Classical communication paradigms need to be revised for the nanoscale. The above scientific advances have paved the way for the two areas of nanonetworking research i.e., (a) biological/molecular nanonetworks and (b) electromagnetically-based nanonetworks. In the former, communication is achieved through biological/molecular mechanisms, mostly via use of genetically modified bacteria or other microorganisms. 

In electromagnetic (EM) nanonetworks, artificial nanomachines communicate using electromagnetic radiation emitted by nanoantennas. In both areas, the nanonetwork or nanoscale network is a set of interconnected nanomachines (devices a few hundred nanometers or a few micrometersat most in size), which are able to perform only very simple tasks such as computing, data storing, sensing and actuation. 

Nanonetworks are expected to expand the capabilities of single nanomachines both in terms of complexity and range of operation by allowing them to coordinate, share and fuse information. With the advent of breakthroughs in nanotechnology and nanomaterials, we now have access to micro/nano nodes that are performing simple tasks in many fields and applications. 
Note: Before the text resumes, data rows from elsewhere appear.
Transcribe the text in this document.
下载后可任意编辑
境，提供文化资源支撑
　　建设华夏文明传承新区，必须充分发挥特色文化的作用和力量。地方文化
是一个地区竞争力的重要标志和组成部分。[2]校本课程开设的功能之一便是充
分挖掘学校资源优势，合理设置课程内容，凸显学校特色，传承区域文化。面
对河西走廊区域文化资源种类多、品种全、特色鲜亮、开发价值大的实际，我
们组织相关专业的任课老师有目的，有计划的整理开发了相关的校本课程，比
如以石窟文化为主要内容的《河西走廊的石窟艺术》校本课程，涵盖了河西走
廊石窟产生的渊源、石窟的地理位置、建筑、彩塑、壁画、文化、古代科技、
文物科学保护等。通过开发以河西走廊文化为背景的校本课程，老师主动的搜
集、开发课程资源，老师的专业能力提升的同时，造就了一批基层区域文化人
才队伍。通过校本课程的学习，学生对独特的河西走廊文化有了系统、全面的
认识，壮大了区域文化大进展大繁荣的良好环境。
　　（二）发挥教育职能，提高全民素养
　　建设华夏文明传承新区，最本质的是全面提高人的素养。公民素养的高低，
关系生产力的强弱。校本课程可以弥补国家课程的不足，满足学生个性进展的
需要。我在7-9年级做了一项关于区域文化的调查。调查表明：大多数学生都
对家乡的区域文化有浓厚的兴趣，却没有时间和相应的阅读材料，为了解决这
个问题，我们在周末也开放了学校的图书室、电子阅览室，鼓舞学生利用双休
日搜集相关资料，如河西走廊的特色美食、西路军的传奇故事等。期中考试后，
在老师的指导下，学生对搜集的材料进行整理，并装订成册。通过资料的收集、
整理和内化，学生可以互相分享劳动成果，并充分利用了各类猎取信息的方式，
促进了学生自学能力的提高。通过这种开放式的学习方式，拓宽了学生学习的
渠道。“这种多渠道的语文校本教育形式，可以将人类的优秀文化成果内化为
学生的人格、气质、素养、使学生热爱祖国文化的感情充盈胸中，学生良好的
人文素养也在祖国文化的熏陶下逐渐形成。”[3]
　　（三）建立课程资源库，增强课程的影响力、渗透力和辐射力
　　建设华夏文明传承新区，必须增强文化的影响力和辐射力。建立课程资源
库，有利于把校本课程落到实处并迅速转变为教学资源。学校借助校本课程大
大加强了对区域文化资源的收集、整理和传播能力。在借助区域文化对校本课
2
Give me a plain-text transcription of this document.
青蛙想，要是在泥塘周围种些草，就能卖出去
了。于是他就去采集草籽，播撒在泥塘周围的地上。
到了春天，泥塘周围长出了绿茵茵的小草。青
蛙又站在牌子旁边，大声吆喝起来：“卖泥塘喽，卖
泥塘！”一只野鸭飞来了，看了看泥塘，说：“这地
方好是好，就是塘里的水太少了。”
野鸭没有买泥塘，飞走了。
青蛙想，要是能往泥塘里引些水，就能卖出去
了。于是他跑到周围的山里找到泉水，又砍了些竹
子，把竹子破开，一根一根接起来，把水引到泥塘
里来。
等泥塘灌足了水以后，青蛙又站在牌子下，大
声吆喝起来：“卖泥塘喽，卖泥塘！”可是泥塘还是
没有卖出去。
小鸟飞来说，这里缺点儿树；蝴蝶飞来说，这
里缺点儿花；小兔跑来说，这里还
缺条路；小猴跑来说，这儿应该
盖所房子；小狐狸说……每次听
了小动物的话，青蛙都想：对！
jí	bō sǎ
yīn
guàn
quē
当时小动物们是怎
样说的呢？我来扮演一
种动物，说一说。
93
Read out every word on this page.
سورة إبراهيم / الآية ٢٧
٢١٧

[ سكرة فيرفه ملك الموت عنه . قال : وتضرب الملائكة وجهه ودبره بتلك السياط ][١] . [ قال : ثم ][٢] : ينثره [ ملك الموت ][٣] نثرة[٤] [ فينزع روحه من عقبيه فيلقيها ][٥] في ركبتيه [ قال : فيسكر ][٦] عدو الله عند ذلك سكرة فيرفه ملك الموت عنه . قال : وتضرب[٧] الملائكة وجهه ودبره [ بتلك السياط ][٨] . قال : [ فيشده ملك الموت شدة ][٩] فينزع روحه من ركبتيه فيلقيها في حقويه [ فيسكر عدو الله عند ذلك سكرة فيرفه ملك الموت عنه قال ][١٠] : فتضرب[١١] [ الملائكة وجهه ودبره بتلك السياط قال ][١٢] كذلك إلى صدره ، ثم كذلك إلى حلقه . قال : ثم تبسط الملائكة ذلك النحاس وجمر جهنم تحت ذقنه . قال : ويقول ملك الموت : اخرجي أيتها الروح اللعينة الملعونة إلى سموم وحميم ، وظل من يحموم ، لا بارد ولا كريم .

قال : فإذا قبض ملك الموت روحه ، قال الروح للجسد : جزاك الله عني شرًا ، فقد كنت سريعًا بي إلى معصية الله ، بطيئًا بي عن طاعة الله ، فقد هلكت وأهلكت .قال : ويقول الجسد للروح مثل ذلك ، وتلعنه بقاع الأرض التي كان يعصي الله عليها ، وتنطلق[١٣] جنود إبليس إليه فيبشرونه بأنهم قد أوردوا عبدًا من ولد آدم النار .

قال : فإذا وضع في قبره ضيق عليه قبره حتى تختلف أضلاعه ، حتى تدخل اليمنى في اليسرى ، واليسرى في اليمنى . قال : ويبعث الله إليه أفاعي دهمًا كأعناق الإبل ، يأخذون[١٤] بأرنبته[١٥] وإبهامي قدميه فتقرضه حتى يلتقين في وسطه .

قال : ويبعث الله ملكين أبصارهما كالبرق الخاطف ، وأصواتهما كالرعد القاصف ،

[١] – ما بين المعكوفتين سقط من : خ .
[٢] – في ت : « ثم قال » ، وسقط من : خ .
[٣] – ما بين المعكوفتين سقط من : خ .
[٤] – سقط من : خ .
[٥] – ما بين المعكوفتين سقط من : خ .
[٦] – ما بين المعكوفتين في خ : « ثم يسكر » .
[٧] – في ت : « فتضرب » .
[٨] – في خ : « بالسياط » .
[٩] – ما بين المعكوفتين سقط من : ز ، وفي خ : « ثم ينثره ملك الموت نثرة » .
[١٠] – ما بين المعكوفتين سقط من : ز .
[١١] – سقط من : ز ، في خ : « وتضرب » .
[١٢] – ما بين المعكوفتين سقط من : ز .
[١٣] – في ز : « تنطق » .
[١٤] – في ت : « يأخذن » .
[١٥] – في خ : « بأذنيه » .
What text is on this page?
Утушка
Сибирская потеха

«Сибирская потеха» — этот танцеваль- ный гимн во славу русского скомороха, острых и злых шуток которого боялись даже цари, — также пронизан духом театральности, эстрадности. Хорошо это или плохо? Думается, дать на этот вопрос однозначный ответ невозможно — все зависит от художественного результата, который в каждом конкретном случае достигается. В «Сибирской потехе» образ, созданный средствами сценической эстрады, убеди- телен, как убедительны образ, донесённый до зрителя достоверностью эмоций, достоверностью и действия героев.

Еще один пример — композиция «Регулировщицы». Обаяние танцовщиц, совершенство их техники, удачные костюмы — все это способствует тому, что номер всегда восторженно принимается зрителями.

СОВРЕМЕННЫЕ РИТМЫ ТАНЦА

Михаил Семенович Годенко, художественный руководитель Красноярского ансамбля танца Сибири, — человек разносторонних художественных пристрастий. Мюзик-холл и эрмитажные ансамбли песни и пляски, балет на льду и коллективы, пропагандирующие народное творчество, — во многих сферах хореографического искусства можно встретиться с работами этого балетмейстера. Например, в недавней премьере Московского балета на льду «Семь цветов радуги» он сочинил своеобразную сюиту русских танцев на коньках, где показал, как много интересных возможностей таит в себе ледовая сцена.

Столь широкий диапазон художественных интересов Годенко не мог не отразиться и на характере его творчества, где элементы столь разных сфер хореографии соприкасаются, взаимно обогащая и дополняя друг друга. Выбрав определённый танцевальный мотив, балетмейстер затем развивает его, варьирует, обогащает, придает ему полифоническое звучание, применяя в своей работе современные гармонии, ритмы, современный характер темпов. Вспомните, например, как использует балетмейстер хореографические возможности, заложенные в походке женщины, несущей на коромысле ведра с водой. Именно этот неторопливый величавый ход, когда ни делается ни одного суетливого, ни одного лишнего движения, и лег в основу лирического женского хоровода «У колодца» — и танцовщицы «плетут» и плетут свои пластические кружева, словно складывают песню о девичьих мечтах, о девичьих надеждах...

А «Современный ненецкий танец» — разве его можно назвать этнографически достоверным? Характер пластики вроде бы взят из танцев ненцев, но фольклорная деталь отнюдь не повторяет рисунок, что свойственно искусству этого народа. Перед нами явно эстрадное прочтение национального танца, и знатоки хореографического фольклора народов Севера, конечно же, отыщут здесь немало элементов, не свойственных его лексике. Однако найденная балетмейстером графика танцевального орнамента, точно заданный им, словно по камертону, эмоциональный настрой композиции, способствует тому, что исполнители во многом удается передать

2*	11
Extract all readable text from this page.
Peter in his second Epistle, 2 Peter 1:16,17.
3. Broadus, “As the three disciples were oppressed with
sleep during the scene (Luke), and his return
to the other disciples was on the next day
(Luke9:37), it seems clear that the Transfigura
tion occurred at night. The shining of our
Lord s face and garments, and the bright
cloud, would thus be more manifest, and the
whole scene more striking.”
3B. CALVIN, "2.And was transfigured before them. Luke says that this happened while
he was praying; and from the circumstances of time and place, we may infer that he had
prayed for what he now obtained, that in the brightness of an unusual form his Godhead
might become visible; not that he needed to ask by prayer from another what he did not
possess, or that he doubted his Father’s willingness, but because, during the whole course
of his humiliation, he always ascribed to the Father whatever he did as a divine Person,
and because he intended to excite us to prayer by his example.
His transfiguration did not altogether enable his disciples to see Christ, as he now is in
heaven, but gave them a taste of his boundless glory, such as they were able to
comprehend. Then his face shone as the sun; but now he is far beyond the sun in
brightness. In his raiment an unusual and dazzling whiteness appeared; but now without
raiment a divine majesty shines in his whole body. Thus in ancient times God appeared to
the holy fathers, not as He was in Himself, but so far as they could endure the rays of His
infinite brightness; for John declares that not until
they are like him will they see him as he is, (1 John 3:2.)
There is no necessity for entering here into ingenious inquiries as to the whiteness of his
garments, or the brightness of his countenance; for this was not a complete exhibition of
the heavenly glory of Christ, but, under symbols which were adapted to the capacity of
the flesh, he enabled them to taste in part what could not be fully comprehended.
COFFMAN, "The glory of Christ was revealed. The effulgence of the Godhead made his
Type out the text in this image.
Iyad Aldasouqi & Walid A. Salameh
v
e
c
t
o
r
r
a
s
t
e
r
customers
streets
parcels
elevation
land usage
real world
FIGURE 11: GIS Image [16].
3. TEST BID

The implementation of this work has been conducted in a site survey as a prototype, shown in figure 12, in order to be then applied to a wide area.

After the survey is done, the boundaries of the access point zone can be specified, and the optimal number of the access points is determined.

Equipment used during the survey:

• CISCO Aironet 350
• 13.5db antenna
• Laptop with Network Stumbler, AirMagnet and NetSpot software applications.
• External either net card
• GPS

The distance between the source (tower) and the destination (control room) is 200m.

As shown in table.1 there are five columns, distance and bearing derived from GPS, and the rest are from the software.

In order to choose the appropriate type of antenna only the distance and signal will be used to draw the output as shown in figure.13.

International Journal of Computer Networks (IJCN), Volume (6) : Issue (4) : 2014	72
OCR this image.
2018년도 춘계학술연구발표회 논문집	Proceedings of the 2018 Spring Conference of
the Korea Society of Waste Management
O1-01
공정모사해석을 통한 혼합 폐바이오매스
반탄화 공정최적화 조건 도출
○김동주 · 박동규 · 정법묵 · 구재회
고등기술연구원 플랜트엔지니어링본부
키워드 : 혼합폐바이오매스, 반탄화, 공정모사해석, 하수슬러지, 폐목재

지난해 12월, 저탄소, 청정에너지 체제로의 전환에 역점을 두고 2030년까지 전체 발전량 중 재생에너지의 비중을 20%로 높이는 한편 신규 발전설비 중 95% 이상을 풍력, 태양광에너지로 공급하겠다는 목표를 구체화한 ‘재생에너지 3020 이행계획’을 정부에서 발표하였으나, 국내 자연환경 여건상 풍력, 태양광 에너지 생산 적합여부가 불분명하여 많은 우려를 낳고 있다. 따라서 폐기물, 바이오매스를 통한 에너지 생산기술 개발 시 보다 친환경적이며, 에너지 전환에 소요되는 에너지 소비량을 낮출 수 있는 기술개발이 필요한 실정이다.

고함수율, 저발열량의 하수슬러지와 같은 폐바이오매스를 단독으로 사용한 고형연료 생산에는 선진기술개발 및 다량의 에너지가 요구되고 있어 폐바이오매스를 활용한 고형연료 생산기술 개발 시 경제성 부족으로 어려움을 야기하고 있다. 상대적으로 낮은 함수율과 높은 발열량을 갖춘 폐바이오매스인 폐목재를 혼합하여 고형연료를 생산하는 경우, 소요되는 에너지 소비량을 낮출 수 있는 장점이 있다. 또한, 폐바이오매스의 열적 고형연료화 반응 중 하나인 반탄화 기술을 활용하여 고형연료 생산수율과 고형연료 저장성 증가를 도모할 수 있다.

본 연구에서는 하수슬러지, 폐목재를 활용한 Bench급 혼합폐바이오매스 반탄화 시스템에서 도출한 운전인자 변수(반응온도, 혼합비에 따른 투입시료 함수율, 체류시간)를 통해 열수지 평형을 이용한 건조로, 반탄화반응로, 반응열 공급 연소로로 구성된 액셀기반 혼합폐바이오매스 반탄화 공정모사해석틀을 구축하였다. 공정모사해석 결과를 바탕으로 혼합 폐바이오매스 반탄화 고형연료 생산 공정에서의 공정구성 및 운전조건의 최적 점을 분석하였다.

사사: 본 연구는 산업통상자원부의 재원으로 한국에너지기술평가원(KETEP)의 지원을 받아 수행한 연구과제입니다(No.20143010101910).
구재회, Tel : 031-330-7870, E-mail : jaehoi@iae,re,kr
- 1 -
However, a single node working independently is generally not adequate for high-impact applications of nanotechnology. Instead, these applications necessitate large group of nodes working in concert. Therefore, a demand for communication between micro/nano nodes at small scales become imperative to fully achieve the potential of nanotechnology. 

Nanonetworks can have a very significant impact in many areas, such as environmental research, surveillance, goods monitoring, Internet of Nano(bio)things, etc.  but are especially envisioned for medical practice. Potential applications in this area include personalized diagnosis, targeted and localized drug delivery, tumor cell detection and atherosclerosis (disease) detection.
  

- Near-field (NFC) Communication

Near-Field-Communication (NFC) is a set of communication protocols for communication between two electronic devices over a distance of 4 cm (11⁄2 in) or less. NFC offers a low-speed connection with simple setup that can be used to bootstrap more-capable wireless connections.  

Near-field communication (NFC) is a short-range wireless technology that makes your smartphone, tablet, wearables, payment cards, and other devices even smarter. Near-field communication is the ultimate in connectivity. With NFC, you can transfer information between devices quickly and easily with a single touch - whether paying bills, exchanging business cards, downloading coupons, or sharing a research paper.

NFC devices can act as electronic identity documents and keycards. They are used in contactless payment systems and allow mobile payment replacing or supplementing systems such as credit cards and electronic ticket smart cards. This is sometimes called NFC/CTLS or CTLS NFC, with contactless abbreviated CTLS. NFC can be used for sharing small files such as contacts, and bootstrapping fast connections to share larger media such as photos, videos, and other files.

- Near-me (NAN) Area Network

A near-me area network (NAN) is a communication network that focuses on wireless communication among devices in close proximity. 

Unlike local area networks (LANs), where the devices are in the same network segment and share the same broadcast domain, the devices in a NAN can belong to different proprietary network infrastructures (for example, different mobile carriers). If two devices are geographically close, the communication path between them might, in fact, traverse a long distance, going from a LAN, through the Internet, and to another LAN. 

NAN applications focus on two-way communications among devices within a certain proximity to each other, but don't generally concern themselves with the devices' exact locations.